L’essor des services (entendus au sens de « transfert de savoir et de travail [13] ») accompagne le processus de mondialisation et d’urbanisation. Désormais, les territoires se dissocient en fonction de la présence ou non de services plus ou moins complexes et de leur intégration ou non aux réseaux et flux d’informations que génèrent et qui alimentent ces activités.
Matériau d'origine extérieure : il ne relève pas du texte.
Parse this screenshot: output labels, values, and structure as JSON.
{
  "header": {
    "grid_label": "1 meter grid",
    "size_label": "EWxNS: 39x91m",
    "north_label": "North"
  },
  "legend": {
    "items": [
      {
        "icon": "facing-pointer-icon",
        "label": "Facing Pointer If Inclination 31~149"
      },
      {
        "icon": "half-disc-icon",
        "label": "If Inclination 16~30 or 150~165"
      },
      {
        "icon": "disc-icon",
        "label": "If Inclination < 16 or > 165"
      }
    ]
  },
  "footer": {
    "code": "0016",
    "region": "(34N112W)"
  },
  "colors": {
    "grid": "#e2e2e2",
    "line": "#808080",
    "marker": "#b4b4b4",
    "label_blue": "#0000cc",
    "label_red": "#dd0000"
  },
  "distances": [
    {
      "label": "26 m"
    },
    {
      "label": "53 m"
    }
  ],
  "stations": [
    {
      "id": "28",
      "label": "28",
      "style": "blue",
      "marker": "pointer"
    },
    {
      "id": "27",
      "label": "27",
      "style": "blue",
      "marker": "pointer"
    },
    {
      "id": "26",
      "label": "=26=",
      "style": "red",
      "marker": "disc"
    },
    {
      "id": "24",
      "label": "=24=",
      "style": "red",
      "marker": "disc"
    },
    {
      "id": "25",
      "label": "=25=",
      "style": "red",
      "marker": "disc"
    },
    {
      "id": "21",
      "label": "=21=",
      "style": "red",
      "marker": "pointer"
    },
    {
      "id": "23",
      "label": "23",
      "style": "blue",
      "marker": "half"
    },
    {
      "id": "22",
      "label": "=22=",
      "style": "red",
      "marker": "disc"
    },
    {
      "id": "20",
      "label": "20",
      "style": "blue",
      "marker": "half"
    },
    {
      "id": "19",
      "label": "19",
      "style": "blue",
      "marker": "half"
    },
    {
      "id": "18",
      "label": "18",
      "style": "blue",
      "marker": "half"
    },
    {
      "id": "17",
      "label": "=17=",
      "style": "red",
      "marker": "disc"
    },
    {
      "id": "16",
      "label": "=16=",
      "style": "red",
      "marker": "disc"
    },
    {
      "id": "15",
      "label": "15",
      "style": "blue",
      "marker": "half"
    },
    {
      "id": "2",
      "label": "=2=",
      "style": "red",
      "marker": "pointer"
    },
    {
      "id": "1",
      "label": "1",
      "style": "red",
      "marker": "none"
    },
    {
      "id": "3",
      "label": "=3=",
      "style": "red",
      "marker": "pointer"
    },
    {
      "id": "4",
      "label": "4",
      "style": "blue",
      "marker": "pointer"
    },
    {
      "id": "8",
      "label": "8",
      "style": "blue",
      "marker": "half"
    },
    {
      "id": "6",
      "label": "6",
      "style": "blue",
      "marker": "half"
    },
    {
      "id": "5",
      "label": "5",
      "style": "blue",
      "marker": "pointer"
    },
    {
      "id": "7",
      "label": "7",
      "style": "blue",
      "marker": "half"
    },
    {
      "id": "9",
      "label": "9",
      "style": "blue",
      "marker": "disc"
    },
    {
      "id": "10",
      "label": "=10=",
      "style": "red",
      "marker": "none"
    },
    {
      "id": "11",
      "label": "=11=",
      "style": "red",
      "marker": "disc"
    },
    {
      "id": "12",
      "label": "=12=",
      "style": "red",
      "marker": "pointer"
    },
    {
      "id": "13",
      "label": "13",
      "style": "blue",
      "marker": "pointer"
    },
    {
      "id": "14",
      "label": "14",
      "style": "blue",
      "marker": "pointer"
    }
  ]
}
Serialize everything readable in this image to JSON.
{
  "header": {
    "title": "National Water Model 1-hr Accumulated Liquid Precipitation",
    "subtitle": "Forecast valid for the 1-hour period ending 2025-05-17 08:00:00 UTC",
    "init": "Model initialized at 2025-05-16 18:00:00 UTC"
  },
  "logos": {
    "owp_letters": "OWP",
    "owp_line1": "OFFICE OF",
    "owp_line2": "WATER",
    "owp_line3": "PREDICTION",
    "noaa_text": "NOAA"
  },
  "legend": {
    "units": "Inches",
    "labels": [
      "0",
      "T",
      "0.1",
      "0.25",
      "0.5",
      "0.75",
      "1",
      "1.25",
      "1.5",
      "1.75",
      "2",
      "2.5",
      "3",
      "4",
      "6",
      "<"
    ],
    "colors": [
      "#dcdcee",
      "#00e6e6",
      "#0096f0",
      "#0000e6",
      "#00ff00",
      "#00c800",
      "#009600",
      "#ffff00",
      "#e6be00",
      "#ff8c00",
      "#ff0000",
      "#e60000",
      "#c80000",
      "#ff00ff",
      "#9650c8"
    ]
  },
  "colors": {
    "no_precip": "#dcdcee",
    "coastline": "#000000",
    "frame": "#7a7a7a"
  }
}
Lors de leur apparition, les moyens de télécommunications (télégraphe électrique en 1832, téléphone en 1876, ondes radio en 1888, télévision en 1925) étaient incompatibles. Avec les satellites de communications (1957) et les fibres optiques (années 1970), il est devenu possible de transmettre à la fois du son, de l’image et des données informatiques. Les progrès considérables accomplis depuis les années 1980 dans les domaines désormais conjoints de l’informatique, des télécommunications et de l’audiovisuel débouchèrent sur un véritable “révolution de l’information“. Mais si le phénomène englobe la planète tout entière, il ne la couvre pas de manière homogène. Le thème de la “fracture“ qui sépare ceux qui accèdent aux réseaux numériques et ceux qui n’y accèdent pas devient essentiel, tant dans les débats politiques internes aux États développés, que dans les relations internationales. En fait, la hiérarchie numérique se calque sur celle des nations :
« seules les principales villes du monde, et en leur sein les grandes entreprises, ont la capacité d’innovation, les ressources techniques et l’assise financière pour produire, organiser et contrôler les réseaux. […] L’axe historique des liaisons téléphoniques transatlantiques reste une dorsale majeure (66% des flux) où les États-Unis occupent la place centrale (99% des flux interrégionaux transitent par l’Amérique du Nord). Les nœuds des réseaux publics ou privés permettant les interconnexions sont présents dans toutes les grandes agglomérations du Nord qui rassemblent aussi généralement les centres de stockage des données et les serveurs [14] ».

Largement mise en œuvre par des entreprises privées transnationales, la “révolution de l’information“ fait que le contrôle des opérateurs et des flux d’informations revêt une importance capitale.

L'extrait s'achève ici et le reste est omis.